Injury to the flexor tendon

  • Thương tổn gân gấp là những thương tổn rất phức tạp. Cả hai gân gấp chung nông và gấp chung sâu cùng nằm trong tendon bag, nên khi bị thương thì bao gân dễ bị viêm và gân sẽ bị dính.
  • In case the wound is clean, outside the forbidden area, it is possible to cut the wound, and close the two ends of the tendon, suture all the way to the end. motionless in a relaxed position.
  • There are many methods of suturing the flexor tendon such as: the technique of suturing the tendon of Cuneo, Iselin, Kleinert, Kessler Tajma, Sterling-Bunnell.

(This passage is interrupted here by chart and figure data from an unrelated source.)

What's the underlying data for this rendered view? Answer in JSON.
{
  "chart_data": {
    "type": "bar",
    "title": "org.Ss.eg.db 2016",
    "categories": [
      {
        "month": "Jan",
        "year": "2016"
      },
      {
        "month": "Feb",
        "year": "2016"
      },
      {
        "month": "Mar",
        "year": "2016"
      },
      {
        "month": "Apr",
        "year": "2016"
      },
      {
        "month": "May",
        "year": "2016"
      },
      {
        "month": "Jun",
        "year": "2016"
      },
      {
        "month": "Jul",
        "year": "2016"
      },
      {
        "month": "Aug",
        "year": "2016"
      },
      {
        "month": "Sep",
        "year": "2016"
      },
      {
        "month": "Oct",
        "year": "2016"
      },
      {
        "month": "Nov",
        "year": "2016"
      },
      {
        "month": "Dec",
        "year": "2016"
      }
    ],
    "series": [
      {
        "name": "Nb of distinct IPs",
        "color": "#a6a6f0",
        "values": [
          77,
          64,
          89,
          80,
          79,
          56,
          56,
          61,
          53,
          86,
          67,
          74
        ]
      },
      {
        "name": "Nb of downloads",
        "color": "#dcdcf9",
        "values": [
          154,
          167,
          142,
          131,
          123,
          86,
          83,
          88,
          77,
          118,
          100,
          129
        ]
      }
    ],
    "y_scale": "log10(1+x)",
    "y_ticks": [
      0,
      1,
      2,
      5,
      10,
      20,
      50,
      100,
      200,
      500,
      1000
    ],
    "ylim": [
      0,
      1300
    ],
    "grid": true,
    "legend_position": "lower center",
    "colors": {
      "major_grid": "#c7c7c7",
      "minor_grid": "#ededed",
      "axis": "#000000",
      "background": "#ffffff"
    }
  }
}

Injury to the extensor tendon

  • A ruptured extensor tendon can be sutured at first and usually gives good results after ablation
  • When the extensor tendon ruptures close to the point of attachment, it is enough to immobilize the finger in the maximum extension position for 3 weeks.

Injury to amputate finger

  • With amputated tips of toes 1 and 2, we should try to preserve the maximum length, after amputation bones, if skin is missing, you may have to use skin flaps with skin-raising stalks to cover
  • The other fingertips are also not stitched. When creating a stump, the scar base should be left on the inner pubic side
  • When the stump is the tip of the bone, we need to remove all the cartilage at the tip.

 

 

References

  1. Cobalt YK. Finger replantation without anticoagulant therapy. Edorium J Plast Cosmet Surg 2014;1:1–4.
  2. Nguyen Duc Phuc, Nguyen Trung Sinh, Nguyen Xuan Thuy, Ngo Van Toan (2013); Orthopedic Trauma, Medical Publishing House.
  3. Orthopedic Trauma Treatment Protocol, 2018, Vietnamese Education Publishing House
  4. Orthopedic trauma to the front line, 2006.
  5. Terry, (2009). Campbell's operative orthopedics. JAMA, 301(3), 329-330.